China’s initiative on removing corruption in tendering for public contracts are a victory for transparency, says Paul French, China editor

I sometimes have a bit of trouble with this column. I hear about something interesting in China that sounds like a good story. I go after it hoping that it will be a positive story and not negative, but, of course, what initially appears positive in China often goes sour. Take the recent stories we’ve covered on the rise of charitable donations in the wake of the Sichuan earthquake last year and then the government siphoning of the cash – a positive became a negative with a bit of digging.

So this month something that really is positive. Ask anyone who’s been involved in tendering for a government contract in China how the process works and they’ll probably roll their eyes and shrug their shoulders, with good reason. For decades it’s been a murky world of backroom dealing and corruption involving senior Communist party cadres, corrupt local officials and rogue construction firms. More than one foreign company has found themselves (let’s be charitable here) unwittingly involved in a dodgy deal. But perhaps no more.

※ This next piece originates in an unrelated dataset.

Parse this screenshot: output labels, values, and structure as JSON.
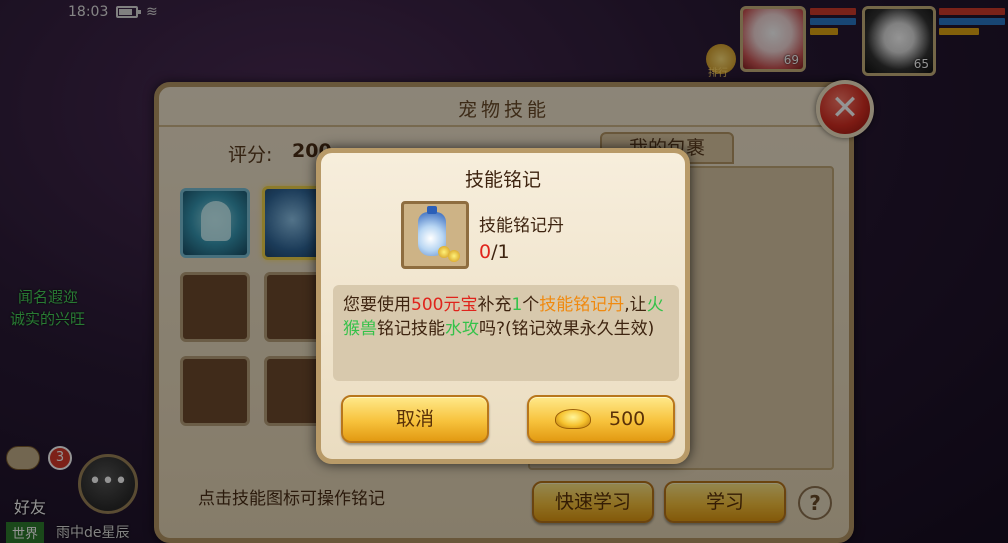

China’s ministry of supervision has introduced a new system of tendering for government procurement contracts that some are calling state of the art and far in advance of anything in Europe or the US, and it looks like they may be right.

Here’s an example from the city of Chengdu, though the same system is operating now in Beijing, Shanghai and half a dozen other Chinese cities with large infrastructure spending and plenty of cash to dole out.

First, all public tenders are now announced on the internet and in relevant journals so everybody knows about them. Tenders are then submitted to a sealed and guarded tender box under the care of the ministry of supervision. That box is then opened publicly in front of officials and all who tendered. All the tenders are read out, again in public, and recorded to prevent any late changes.

Secret deliberations

They are then removed, under guard, while a computer randomly selects a panel to judge the bids. All are pre-approved experts notified by text message to attend the tendering panel. They don’t know what the project is or who has bid. When they arrive at the tendering centre their phones are confiscated and they are sequestered in a secure room, much like a jury in Britain. During their deliberations they have no contact with anyone outside the panel; if the deliberations run overnight they’re moved to a hotel and guarded.

The panel eventually all privately record scores electronically for each tender; the computer then calculates them all to decide the winner. All tender applications are retained by the ministry of supervision for 10 years for public inspection.

The system seems to work. OK, so procurement is only a small part of total government spending but the system is now being rolled out both geographically across China and into more areas of government spending. Local officials – where so much of the problem resides – get no choice on whether the system is used.

Sharp-eyed readers will have noticed that some problems are not caught by the new system. Firms can still form pre-bid cartels and agree among themselves to bid high to allow one to win and then split the proceeds between them. This is a problem – and not just in China. In September 2009 some of Britain’s largest construction firms were fined by the Office of Fair Trading for just such practices.

China’s plan is to introduce two systems to beat cartelism. First, set target pricing for contracts estimating the cost in advance and so excluding anyone bidding ridiculously high. And second, establish whistleblower hotlines that guarantee immunity to anyone revealing details of cartelism. This may work – whistleblower lines established to report corrupt officials have been inundated, leading to a range of prosecutions since they were introduced several years ago.

Beijing appears serious about tackling corruption and raising transparency standards in public procurement projects. The government was embarrassed by myriad scandals of missing funds and corruption allegations linked to the 2008 Olympics and then the sub-standard work on schools that reduced them to rubble during the Sichuan earthquake last year. The truly corrupt will always seek ways round any system – the ministry of supervision will have to be vigilant – but the new tendering procedures are a major leap for transparency and the anti-corruption crusade in China.

Paul French is based in Shanghai and is a partner in the research publisher Access Asia.